New Methods to Advance Literacy in Washington: 90,000 Adults in DC are Functionally Illiterate

Charmaine Miller

At the Thurgood Marshall Center at the District’s historic Twelfth Street YMCA, power tools are whirring, hammers are pounding, and students are learning. The adult students that step into Washington Literacy Center to learn to read don’t mind a little sawdust.

The literacy center, founded in 1963, has undergone a few changes in recent months to improve its program. The center moved from a condominium basement to its current home last March. The renovation process was started soon after. The curriculum used to teach the students has also changed, said executive director Terry Algire.

After a thorough analysis of its program in 2010, the center adopted a new module of teaching called the Wilson Reading System. This year will be the center’s pilot year in trying the program.

The Wilson Reading System places a heavy focus on systematic and multisensory ways of teaching phonics and vocabulary.

“[Reading] has to become automatic, and that’s what we’re trying to work on,” Algire said.

The Washington Literacy Center offers classes in the morning, afternoon and evening, two days a week. Enrollment numbers are up to 100. These students tend to be in their early 40s, English speakers often with dyslexia or other auditory or visual disorders.

Algire said about 30 percent of the students have completed high school.

Most students take classes with the center for an average of three years. Algire would like to push them through the program in less than two years, before students’ priorities change and motivation wanes. According to Algire, 90,000 adults in D.C. are functionally illiterate, which means their reading skills are so low that they can’t complete a job application.

Some of the students identify themselves as homeless.

Algire said the center likes to focus its efforts on students with “not only the greatest literacy needs, but also employment challenges.”

The program has helped students find jobs or earn their General Educational Development (GED) diplomas, Algire said. She recounted the story of one graduate who had been raised in a home with books that no one could read. The student grew up and similarly filled her house with books she couldn’t read. Now through the program, she has been able to break the cycle and read those books to her children.

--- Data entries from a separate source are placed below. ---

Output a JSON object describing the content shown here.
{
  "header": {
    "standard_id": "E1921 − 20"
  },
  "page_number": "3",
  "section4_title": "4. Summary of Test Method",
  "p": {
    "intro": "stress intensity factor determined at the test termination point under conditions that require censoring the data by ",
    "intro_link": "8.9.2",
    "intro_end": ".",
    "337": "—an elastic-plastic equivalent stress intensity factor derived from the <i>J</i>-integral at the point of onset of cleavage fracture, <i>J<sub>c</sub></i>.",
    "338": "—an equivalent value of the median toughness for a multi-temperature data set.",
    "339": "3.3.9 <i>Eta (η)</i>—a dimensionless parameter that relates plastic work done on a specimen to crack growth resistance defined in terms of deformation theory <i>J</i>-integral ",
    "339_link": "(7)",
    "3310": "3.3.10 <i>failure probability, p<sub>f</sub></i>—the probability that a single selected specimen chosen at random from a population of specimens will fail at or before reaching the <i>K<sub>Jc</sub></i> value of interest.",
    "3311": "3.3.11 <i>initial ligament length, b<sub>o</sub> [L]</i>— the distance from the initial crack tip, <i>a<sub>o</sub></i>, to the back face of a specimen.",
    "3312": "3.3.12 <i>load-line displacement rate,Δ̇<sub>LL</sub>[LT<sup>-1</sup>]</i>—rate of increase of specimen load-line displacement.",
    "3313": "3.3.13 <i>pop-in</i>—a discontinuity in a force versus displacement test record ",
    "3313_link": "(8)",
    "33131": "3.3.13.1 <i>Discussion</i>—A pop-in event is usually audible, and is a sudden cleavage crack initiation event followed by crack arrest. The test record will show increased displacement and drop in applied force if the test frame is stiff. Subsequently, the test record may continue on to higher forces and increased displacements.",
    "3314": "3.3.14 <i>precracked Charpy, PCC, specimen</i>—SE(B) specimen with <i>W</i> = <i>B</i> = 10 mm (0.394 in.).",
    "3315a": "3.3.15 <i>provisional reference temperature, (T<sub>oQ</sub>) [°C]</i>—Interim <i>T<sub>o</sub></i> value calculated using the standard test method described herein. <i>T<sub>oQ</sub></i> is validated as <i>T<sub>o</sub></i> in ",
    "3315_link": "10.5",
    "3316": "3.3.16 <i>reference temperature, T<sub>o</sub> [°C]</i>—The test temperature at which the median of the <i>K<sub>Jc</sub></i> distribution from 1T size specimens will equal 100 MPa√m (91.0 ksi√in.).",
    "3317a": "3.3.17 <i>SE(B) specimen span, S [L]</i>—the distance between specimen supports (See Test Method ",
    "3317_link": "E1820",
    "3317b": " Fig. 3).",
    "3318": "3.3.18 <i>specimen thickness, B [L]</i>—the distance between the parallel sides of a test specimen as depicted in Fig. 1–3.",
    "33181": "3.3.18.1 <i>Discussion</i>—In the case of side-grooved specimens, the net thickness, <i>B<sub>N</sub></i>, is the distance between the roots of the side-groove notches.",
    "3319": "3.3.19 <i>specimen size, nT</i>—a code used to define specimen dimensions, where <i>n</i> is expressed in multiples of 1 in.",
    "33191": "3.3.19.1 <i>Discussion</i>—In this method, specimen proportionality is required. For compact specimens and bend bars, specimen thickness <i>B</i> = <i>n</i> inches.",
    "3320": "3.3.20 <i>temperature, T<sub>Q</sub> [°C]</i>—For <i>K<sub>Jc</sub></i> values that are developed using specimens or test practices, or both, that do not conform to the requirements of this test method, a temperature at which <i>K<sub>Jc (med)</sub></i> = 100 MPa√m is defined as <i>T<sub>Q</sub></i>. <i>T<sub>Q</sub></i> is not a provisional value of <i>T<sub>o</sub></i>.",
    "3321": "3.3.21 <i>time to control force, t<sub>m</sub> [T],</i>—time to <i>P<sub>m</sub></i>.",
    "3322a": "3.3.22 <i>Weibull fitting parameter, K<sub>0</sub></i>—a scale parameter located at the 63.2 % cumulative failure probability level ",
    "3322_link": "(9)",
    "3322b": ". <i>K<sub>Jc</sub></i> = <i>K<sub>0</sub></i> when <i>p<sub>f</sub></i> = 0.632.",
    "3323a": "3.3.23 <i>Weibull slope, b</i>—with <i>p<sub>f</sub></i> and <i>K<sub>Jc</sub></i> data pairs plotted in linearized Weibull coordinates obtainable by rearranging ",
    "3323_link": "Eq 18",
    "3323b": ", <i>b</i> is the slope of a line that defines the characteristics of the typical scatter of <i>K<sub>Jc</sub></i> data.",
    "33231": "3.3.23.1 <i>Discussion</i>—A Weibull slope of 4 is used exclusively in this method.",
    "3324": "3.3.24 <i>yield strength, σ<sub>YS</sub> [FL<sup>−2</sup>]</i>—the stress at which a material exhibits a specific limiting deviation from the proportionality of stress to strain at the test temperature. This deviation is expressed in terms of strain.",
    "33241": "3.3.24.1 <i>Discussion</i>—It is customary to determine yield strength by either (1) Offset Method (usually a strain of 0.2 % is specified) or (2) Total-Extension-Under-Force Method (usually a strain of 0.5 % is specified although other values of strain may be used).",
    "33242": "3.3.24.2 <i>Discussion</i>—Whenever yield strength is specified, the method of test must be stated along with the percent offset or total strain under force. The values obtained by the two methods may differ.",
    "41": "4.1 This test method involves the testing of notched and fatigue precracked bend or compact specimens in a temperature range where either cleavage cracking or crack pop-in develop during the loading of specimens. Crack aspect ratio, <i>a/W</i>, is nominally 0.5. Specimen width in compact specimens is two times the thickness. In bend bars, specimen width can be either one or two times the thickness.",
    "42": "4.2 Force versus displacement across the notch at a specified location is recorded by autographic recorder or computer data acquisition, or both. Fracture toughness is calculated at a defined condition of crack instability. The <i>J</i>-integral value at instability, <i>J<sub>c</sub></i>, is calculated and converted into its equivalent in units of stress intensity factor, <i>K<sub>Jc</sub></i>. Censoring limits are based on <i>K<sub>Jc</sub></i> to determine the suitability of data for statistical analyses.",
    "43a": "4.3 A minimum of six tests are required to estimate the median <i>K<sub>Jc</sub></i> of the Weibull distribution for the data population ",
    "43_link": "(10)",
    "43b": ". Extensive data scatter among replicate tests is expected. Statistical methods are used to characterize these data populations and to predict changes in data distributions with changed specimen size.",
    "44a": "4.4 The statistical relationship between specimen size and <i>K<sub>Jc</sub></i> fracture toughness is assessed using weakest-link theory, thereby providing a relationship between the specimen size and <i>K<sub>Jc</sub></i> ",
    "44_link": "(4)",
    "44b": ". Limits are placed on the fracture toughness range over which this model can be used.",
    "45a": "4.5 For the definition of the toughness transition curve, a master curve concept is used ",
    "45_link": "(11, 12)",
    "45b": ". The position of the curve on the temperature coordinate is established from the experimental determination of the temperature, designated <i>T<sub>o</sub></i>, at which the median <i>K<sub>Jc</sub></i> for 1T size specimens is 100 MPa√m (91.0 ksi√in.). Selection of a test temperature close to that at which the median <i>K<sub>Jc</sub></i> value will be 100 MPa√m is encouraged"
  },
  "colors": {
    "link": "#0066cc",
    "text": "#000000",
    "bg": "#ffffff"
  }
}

Many of the students are working, said program manager Bryan Verstegen. The goal is to help them move up. “Our orientation is to keep people sustaining themselves,” Verstegen said.

The program has moved 53 graduates through in the last two years, since an official graduation program was instituted. The students move at different paces, but the center is seeing an increasing number of students sticking with and completing the program.

In the midst of the center’s various overhauls, Verstegen remarked how exciting it is to see the students adapting so well. “What I have seen has been very positive,” Verstegen said.